We have carefully examined the record and briefs, have heard oral argument and quote with approval the dissenting opinion of Commissioner Nelson:

“A careful review of the record leads me to believe that there is competent substantial evidence to support the findings of the judge that the claimant’s unfortunate accident did not arise out of and in the course of his employment.
“It is important to note that the only witness testifying as to the factual matters in this claim was the claimant himself. He frankly admitted that he had not the slightest doubt his travels after leaving the employer’s premises were personal in nature. His activities prior to the accident had nothing to do with the furtherance of his employer’s business. He visited a service station for the purpose of checking on his personal car and made a trip to the V.F.W. for the purpose of picking up a friend to dine with him and his wife at home. The only contact with the employer during the afternoon and evening of the accident was the mere fact that he was driving his employer’s vehicle. The accident did not occur within the period of the employment at a place where the employee might reasonably be expected to be nor while he was reasonably fulfilling duties of or incidental to his employment. It is my understanding that these conditions must be met in order for the employee to be covered by workmen’s compensation. As pointed out in the Supreme Court case of Fidelity & Casualty Co. of New York, et al v. Moore [143 Fla. 103], 196 So. 495 (Fla.1940), * * * the requirement that the accident arise out of and in connection with the employment would have no meaning without the above stated considerations. The fortuitous circumstance of being in the employer’s car is not in itself sufficient to place the liability on the employer.
“It is quite evident that there is nothing in the record to excuse the claimant from the ‘personal mission ’ rule.’ Certainly the employer in the instant cause did not send the claimant on his personal missions to the garage nor to the V.F.W. The employee departed from the employer’s premises on a personal errand. See Leeds v. City of Miami Police Department, 4 FCR 139 (1959), certiorari denied in 122 So.2d 474 (Fla.1960).
“Claimant, when he met with his misfortune, was in no way pursuing the interest of his employer, had long since departed from the course of his employment, and his mishap, in no way, arose from a risk which was incidental to his employment. The judge had no other choice but find that the claimant was not entitled to benefits under the Workmen’s Compensation Law, and in my opinion he should be affirmed in his denial of the claim presented.”

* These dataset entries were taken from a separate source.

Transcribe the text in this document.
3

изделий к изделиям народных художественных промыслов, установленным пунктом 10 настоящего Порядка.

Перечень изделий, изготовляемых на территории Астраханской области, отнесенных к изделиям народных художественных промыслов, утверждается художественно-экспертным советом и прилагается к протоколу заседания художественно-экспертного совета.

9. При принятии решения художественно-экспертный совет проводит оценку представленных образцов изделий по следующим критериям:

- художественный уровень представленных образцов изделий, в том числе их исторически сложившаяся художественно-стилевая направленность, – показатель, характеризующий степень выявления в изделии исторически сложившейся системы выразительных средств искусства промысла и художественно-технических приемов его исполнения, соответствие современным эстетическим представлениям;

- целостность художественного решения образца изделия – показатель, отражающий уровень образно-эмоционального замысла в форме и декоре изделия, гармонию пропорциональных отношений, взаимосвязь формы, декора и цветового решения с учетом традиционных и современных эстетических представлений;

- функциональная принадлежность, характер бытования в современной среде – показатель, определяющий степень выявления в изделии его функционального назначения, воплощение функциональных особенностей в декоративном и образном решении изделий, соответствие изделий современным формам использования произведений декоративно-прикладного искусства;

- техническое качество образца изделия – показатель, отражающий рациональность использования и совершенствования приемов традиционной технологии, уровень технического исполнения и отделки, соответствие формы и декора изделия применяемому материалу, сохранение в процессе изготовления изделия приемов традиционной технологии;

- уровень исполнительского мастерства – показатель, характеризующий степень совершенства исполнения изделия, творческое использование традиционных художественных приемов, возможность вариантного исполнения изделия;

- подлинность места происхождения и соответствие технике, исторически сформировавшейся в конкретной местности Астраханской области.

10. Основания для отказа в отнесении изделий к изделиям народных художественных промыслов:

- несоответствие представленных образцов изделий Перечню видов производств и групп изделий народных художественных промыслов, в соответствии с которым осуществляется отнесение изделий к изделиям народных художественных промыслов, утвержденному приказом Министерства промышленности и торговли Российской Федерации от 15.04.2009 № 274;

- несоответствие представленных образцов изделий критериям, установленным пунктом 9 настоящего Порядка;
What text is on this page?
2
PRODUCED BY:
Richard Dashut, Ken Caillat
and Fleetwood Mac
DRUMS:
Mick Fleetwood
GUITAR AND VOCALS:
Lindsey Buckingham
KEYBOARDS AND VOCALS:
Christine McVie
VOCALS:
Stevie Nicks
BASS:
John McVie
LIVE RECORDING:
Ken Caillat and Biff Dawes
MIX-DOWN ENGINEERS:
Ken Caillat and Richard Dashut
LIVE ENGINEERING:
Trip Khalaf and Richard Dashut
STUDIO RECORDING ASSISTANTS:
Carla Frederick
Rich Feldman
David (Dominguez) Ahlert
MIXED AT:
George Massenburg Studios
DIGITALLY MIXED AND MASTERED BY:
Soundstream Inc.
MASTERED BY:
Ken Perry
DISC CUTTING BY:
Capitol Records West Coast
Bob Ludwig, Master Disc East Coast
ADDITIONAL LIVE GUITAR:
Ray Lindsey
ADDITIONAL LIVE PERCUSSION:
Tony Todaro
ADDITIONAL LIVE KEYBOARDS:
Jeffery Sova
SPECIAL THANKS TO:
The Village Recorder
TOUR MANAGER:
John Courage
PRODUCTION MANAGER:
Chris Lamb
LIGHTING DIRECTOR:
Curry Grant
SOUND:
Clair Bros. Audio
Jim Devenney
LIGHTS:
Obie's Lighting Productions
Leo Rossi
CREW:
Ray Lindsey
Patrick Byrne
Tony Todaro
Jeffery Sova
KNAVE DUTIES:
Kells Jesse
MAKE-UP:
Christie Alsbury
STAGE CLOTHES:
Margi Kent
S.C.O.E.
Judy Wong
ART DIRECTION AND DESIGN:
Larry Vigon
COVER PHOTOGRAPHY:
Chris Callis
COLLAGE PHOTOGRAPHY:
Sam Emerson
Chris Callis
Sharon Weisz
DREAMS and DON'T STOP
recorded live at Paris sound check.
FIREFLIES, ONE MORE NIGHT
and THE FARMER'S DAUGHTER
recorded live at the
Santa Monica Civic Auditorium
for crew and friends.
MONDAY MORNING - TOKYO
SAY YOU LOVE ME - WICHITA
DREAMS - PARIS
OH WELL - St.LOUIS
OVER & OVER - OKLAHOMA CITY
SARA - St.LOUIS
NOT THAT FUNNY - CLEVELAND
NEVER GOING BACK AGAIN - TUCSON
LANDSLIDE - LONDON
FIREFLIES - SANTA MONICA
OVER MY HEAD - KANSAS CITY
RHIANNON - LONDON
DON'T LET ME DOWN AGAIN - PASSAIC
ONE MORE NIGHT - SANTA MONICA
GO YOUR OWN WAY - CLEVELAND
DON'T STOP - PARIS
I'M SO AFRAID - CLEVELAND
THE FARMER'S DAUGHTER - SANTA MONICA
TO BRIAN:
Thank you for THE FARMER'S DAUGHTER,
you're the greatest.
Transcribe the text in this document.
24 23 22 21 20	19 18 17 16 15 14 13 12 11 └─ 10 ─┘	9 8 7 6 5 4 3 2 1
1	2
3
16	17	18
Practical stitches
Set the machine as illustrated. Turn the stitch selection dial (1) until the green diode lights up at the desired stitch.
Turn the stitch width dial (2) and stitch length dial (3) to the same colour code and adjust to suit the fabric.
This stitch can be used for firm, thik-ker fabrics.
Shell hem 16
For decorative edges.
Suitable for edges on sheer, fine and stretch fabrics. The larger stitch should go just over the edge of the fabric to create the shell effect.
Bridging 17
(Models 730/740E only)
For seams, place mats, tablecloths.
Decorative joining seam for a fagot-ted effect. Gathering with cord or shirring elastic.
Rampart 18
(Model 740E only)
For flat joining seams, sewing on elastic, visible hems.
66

*499It is our view that the evidence as found and determined by the Judge of Industrial Claims is sufficient to establish that at the time of the accident the employee was not in the course of his employment. The burden is upon the claimant to show “a state of facts from which it may be reasonably inferred that the deceased was engaged in the Master’s business when the accident took place.” Sanford v. A. P. Clark Motors (Fla.1950), 45 So.2d 185; Zipperer v. Peninsular Life Insurance Company (Fla.1970), 235 So.2d 473. He does not attempt to meet this burden and therefore the fact finding order of the Judge of Industrial Claims should not have been disturbed. U. S. Casualty Co. v. Maryland Casualty Co. (Fla.1951), 55 So.2d 741.

Accordingly, the order of the Industrial Relations Commission is quashed and the order of the Judge of Industrial Claims denying compensation is reinstated.

It is so ordered.

ERVIN, C. J., and DREW, THORNAL and CARLTON, JJ., concur.